Our in depth analysis of two outlier cases, one without any triggers, and one with the maximal number of triggers revealed that meaningful real-time feedback during colonoscopy will have to include a large number of features. Relative position of the endoscopy, determined by delta forward-backward movement, will allow us to determine whether circumferential inspection is occurring at more or less the same location or during a gradual withdrawal of the instrument. 3D mapping of the colon mucosa from 2D images will provide a second means of determining endoscope movement direction anus [15]. Without any doubt additional features will need to be included or developed once we have tested real-time feedback in clinical practice.

Use of real-time feedback by endoscopy trainees for only spiral score and cumulative spiral score was associated with significantly higher inspection technique [16]. Thus EMIS has the potential to educate “on the job” and likely will be useful for objectively measuring and improving endoscopic technique of staff endoscopists.
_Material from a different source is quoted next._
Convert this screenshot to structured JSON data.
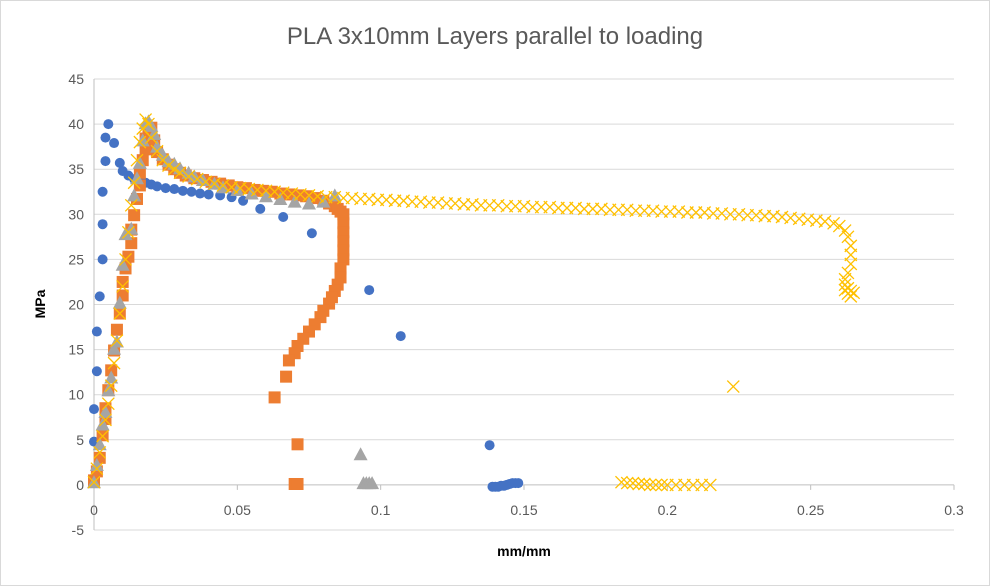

Yet although these findings are very encouraging, several questions remain. First, will EMIS be acceptable to staff endoscopists, especially those who have been accustomed for many years to practice endoscopy without any peer review? Second, will the effect of EMIS wear off over time? Third, more thorough inspection in general means longer inspection per procedure and fewer procedures per day; thus higher colonoscopy quality may lower endoscopist income. Lastly, EMIS itself comes with costs which further may decrease endoscopist income.
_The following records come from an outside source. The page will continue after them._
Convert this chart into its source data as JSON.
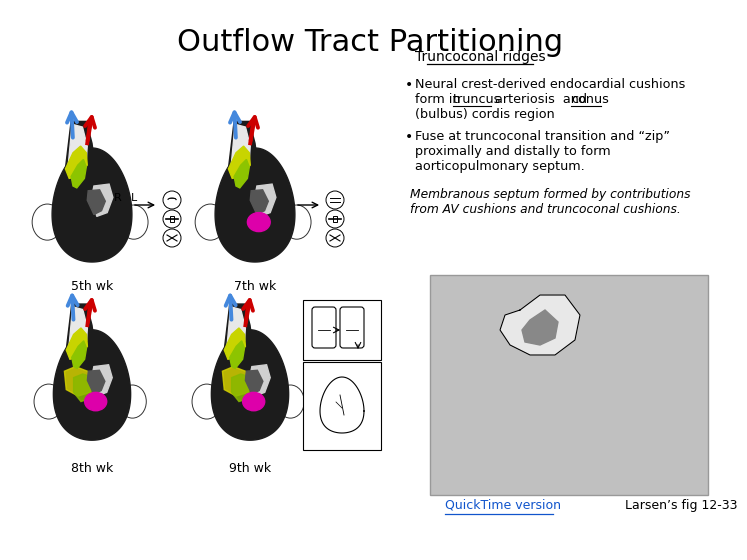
{
  "title": "Outflow Tract Partitioning",
  "title_fontsize": 22,
  "bg_color": "#ffffff",
  "text_color": "#000000",
  "section_header": "Truncoconal ridges",
  "bullet1_line1": "Neural crest-derived endocardial cushions",
  "bullet1_line2a": "form in ",
  "bullet1_truncus": "truncus",
  "bullet1_line2b": " arteriosis  and ",
  "bullet1_conus": "conus",
  "bullet1_line3": "(bulbus) cordis region",
  "bullet2_text": "Fuse at truncoconal transition and “zip”\nproximally and distally to form\naorticopulmonary septum.",
  "italic_text": "Membranous septum formed by contributions\nfrom AV cushions and truncoconal cushions.",
  "label_5wk": "5th wk",
  "label_7wk": "7th wk",
  "label_8wk": "8th wk",
  "label_9wk": "9th wk",
  "quicktime_label": "QuickTime version",
  "quicktime_color": "#1155cc",
  "larsen_label": "Larsen’s fig 12-33",
  "gray_box_color": "#c0c0c0"
}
In conclusion, we are one step closer to testing real-time feedback in the clinical practice of experienced, staff endoscopists. Our results shown here support testing a number of features and suggest that a moving feature trigger period of 15–30 s will provide meaningful feedback without too many feedback triggers per procedure. Additional studies are required to determine whether “on the job” education via real-time feedback is acceptable and will lead to persistent improvement in endoscopist technique and decreases CRC mortality.